Reyes Aguilar @oncereyes El policía de turno me mira con desconfianza, amarro la bici y accedo a mi puerta, accesible como siempre. El portero me pasa el carnet por el torno, cosas de la superstición y el pellizco aprieta cuando subo las escaleras y el vomitorio me recibe como si no me hubiesen pasado más de cuarenta años, que se dicen pronto, es el mismo nudo entre el corazón y la garganta de la niña que con ocho años, subió la escalera de Gol Sur de la mano de su padre. Allí me recibe el abrazo de cada año con la familia bética que no elegí y la cual siento como tal y la tradicional foto de recuerdo, que será plena cuando nazca en octubre un nuevo bético y Rafael se mejore.
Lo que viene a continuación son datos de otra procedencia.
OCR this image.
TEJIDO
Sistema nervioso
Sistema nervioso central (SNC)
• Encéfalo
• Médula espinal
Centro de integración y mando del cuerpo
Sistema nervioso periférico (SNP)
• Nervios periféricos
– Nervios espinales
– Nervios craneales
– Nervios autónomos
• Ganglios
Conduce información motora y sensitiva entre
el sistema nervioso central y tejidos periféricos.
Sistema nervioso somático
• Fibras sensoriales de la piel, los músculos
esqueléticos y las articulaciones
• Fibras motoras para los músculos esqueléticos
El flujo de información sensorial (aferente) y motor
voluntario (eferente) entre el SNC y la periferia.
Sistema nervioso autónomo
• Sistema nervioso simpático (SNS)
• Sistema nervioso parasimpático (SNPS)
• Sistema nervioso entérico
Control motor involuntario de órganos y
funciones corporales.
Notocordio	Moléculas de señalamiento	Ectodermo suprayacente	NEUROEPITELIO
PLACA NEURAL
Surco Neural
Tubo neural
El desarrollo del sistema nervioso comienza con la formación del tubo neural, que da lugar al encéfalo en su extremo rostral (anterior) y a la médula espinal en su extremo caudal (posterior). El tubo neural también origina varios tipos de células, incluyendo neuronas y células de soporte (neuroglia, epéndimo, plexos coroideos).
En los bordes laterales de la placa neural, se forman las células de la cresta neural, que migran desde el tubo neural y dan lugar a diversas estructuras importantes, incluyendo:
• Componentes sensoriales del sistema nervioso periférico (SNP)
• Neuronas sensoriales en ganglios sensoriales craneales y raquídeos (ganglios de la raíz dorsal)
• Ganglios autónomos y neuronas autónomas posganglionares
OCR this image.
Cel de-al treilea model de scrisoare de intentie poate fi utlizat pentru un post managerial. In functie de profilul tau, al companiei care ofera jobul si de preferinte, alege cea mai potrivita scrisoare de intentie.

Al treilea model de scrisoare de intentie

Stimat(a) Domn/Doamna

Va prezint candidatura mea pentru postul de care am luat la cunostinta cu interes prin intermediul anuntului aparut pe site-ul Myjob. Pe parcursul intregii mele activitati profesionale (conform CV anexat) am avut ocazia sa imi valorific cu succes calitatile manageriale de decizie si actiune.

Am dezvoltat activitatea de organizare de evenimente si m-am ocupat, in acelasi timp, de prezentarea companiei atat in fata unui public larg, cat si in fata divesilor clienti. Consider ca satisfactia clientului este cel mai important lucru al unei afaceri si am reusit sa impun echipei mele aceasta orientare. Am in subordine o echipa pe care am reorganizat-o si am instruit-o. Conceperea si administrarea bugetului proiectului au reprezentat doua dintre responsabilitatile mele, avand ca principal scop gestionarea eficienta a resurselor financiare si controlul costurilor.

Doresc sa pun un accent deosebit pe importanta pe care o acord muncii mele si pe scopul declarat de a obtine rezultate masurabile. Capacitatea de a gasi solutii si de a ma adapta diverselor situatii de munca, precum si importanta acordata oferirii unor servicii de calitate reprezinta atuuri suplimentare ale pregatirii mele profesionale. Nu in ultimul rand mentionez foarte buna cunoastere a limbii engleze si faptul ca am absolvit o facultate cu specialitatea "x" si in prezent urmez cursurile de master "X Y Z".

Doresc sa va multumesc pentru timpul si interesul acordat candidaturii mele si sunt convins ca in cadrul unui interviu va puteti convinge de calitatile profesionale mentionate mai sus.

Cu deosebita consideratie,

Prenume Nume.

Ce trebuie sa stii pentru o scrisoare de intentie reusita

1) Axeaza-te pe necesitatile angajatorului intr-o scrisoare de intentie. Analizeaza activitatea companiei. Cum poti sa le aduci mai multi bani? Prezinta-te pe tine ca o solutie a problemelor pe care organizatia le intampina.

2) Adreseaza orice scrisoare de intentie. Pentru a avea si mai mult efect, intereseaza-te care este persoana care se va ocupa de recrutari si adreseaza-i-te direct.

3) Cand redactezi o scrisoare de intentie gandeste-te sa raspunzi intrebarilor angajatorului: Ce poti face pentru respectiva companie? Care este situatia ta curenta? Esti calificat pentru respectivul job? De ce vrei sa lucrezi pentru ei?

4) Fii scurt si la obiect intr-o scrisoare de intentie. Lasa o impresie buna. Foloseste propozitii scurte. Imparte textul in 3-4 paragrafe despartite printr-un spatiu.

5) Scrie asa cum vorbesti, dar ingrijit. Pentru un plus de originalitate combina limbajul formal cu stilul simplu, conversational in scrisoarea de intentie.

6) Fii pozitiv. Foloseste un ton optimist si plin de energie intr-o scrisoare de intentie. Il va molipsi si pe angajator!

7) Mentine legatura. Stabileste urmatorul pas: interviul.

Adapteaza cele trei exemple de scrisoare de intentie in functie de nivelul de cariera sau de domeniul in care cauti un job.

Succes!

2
Por mi grada de Gol Norte veo pocas caras nuevas y afortunadamente las mismas de siempre;  los tres hermanos que golpean los asientos en momentos de tensión, el señor del bigote que se sienta al filo justo en la salida del vomitorio y el niño de la camiseta de Joaquín que se pasaba el partido saltando de butaca en butaca y que este año parece que dejará a su padre y a nosotros, ver más tranquilo el encuentro, cosas de la bendita rama que al tronco nace.  La alegría se asoma por mis ojos y siento la emoción de ver que en pleno mes de agosto puede más que nada lo que puede, casi 52.000 personas en el Villamarín para reencontrarnos con la ilusión de cada vida.

Las bufandas al cielo, las banderas y el himno; salta al campo Su Majestad, el Real Betis Balompié y el minuto de silencio en recuerdo de los que no verán ni a Isco, ni a Marc Roca, ni la vuelta de Bellerín y Bartra duele. Cada tecla del piano torpedea el corazón justo en el epicentro de las trece barras, muchos y muchas, culpables de que seamos los béticos que somos, desde el cuarto anillo rompen con aplausos el silencio de la noche más esperada, el uno de enero del almanaque bético, animando a los vencejos y las golondrinas mal acostumbrados a un inaudito Villamarín silencioso, a revolotear nerviosos hasta que el árbitro con su silbato, descorche el champán para que brindemos por un año nuevo en verdiblanco.

Sobre el césped, la ilusión renovada; Rodri con sus botas rosas, Rui Silva con el multicolor bajo los palos y el verde y blanco inundando la grada, donde se siente el calor de la afición que está contigo y con el termómetro. Termina el partido con sabor agridulce, escucharemos de vuelta al ingeniero explicar los porqués de las cosas mientras el marcador se quedó sin estrenar, en tablas,  siendo un grito al unísono el que lo desempata; Guido, quédate.

Nos marchamos deseando volver, sabiendo que el corazón se queda. Como siempre.